ただし、これをきちんと使い分けているのかどうか。

完全に定まっているわけではないようですが「小康状態なら”収束”、根絶なら”終息”」というのが一般的なようです。

これまでの感染症関係では「終息」が使われることが多かったようです。

しかし、「短期的収束」という言葉もあるように、収まっていく過程に注目する場合は「収束」を使うことが多いようです。

 

ラ行の音は「R」?「L」?

元号が「令和」と決まった時、これをローマ字書きする場合「R」か「L」かという質問が読者から届いたそうです。

日本政府では「REIWA」であると公式発表したそうです。

日本語をローマ字表記する場合は、ヘボン式でも訓令式でも「R」を使います。

しかし江戸時代の蘭学では「L」を使った例もありました。

トランプ前大統領が来日し、大相撲で表彰式に出た時の発音が「ゥレイワ」のように聞こえて違和感があったという声も多かったようです。
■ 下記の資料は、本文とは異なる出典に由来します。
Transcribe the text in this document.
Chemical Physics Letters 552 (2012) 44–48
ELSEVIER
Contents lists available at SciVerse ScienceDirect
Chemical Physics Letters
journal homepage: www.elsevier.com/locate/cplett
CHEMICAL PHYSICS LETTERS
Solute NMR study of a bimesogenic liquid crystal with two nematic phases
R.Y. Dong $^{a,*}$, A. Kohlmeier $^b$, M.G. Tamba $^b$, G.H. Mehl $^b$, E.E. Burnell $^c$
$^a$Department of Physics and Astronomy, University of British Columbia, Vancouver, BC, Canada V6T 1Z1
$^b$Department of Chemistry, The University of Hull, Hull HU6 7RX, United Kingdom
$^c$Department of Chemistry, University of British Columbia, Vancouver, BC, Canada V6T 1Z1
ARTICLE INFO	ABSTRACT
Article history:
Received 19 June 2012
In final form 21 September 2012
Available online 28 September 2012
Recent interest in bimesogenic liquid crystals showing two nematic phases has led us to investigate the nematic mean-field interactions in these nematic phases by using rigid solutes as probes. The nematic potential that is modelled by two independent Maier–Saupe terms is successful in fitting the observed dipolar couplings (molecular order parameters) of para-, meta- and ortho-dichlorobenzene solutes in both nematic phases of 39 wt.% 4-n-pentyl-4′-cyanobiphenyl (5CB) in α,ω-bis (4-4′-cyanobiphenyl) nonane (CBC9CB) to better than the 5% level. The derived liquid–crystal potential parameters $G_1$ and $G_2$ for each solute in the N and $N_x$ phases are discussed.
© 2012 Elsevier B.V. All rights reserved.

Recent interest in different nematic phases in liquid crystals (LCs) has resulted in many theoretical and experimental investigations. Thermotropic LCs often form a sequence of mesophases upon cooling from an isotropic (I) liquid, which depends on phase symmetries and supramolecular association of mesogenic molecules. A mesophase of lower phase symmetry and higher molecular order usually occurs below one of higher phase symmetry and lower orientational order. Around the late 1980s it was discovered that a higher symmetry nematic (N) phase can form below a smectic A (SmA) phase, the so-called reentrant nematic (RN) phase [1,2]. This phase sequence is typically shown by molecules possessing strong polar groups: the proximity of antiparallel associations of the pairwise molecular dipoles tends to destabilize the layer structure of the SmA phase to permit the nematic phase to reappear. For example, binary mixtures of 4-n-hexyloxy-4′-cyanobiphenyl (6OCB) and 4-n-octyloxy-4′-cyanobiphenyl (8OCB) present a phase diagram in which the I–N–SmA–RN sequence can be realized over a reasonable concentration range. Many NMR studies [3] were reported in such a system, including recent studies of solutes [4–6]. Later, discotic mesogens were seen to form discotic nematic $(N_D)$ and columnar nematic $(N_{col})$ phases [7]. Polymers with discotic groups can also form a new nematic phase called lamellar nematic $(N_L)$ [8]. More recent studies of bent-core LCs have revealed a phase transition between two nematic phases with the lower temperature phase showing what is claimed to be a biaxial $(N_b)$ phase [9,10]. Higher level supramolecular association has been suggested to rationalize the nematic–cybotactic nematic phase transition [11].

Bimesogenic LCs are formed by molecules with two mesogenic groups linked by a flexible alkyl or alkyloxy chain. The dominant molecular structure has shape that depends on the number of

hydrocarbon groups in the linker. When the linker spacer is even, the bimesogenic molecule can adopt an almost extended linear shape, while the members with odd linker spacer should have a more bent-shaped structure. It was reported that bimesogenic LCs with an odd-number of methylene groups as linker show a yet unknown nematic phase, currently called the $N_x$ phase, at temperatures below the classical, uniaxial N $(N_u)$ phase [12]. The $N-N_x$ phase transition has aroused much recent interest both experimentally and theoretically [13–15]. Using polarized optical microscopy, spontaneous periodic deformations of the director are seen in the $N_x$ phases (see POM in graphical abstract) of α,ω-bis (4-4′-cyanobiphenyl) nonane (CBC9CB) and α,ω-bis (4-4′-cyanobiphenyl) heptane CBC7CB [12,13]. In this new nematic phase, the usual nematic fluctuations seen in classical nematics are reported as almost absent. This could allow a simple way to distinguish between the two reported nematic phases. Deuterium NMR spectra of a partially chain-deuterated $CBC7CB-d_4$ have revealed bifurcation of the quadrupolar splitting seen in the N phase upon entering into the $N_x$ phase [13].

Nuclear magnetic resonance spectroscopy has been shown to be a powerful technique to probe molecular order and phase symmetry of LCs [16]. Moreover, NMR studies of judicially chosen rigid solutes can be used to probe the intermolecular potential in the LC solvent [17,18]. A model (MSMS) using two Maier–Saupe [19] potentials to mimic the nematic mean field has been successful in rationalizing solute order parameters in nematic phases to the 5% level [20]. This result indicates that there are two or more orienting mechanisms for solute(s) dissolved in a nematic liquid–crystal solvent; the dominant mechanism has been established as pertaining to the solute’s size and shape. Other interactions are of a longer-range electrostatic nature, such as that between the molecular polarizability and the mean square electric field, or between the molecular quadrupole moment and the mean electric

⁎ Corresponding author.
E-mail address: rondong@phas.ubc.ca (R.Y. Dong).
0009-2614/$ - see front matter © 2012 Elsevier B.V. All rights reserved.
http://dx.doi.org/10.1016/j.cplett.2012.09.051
英語に限って言えば、Rは舌を丸めるのでかえってLの方がしっくりくるのかもしれません。

しかし、Rの発音は各国言語で大きく異なり10種類以上あるそうです。

スペイン語などではRの発音が日本語のラ行に極めて近いということで、かつてそれらの言葉の方が身近だったのもRを採用した理由かもしれません。

 

「どどめ色」はどんな色

「どどめ色」という言葉は聞いたことがあるけれど、実際にはどんな色かは分からないという人が多いでしょう。

アンケートで聞いても暗く濁って黒ずんだ色というイメージを持つ人が多かったようです。

この言葉がよく使われていたのは関東西部、養蚕地帯でした。

「どどめ」とはこの地域の言葉で「桑の実」を示すそうです。

その地方では子どもたちが桑の実を畑から取って食べるということがよく行われていました。

桑の実は濃い紫色で、その実を食べると口の周りもその色になり、それが「どどめ色」だったそうです。

 

なかなか興味深い話がいくつも載っていました。